In the first part of the talk, we will discuss our recent work on developing a practical linear-work parallel algorithm for graph connectivity. Sequentially, connectivity can be done in linear work easily using breadth-first search or depth-first search. There have been many parallel algorithms for connectivity, however the simpler parallel algorithms require super-linear work, and the linear-work polylogarithmic-depth parallel algorithms are very complicated and not amenable to implementation. We address this gap by describing a simple and practical expected linear-work, polylogarithmic-depth parallel algorithm for graph connectivity. Our algorithm is based on a recent parallel algorithm for generating low-diameter graph decompositions by Miller et al., which uses parallel breadth-first searches. We experimentally compare our implementation of the algorithm against the fastest existing parallel connectivity implementations (which are not theoretically linear-work and polylogarithmic-depth) and show that our implementation is competitive for various inputs, and achieves good speedup relative to sequential algorithms. Our algorithm is the first parallel connectivity algorithm that is both theoretically and practically efficient.
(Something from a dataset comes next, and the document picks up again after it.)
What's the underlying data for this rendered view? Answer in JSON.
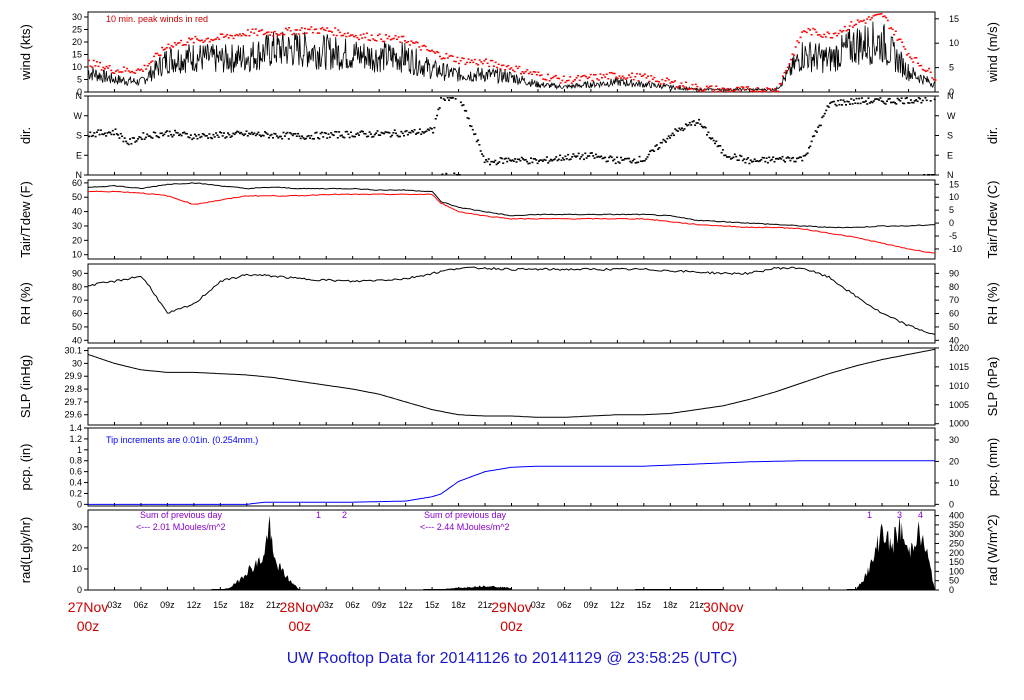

In the second part of the talk, we will discuss Ligra, a shared-memory graph processing system that we recently developed. The framework has two very simple routines, one for mapping over edges and one for mapping over vertices. The routines can be applied to any subset of the vertices, which makes the framework useful for many graph traversal algorithms that operate on subsets of the vertices. Based on recent ideas used in a very fast algorithm for breadth-first search (BFS), the routines automatically adapt to the density of vertex sets.  We implement several algorithms in this framework, including BFS, betweenness centrality, graph radii estimation, graph connectivity, PageRank and single-source shortest paths.  Our algorithms expressed using this framework are very simple and concise, and perform almost as well as highly-optimized code. Furthermore, they get good speedups on multicore machines and are sometimes significantly more efficient than previously reported results using graph frameworks on machines with many more cores.

Bio

Julian Shun is currently a Ph.D. student in Computer Science at Carnegie Mellon University, and is advised by Guy Blelloch. He is interested in developing large-scale parallel algorithms for graph and text processing. He is also interested in designing techniques and tools for writing efficient parallel programs. Julian obtained his undergraduate degree in Computer Science from UC Berkeley.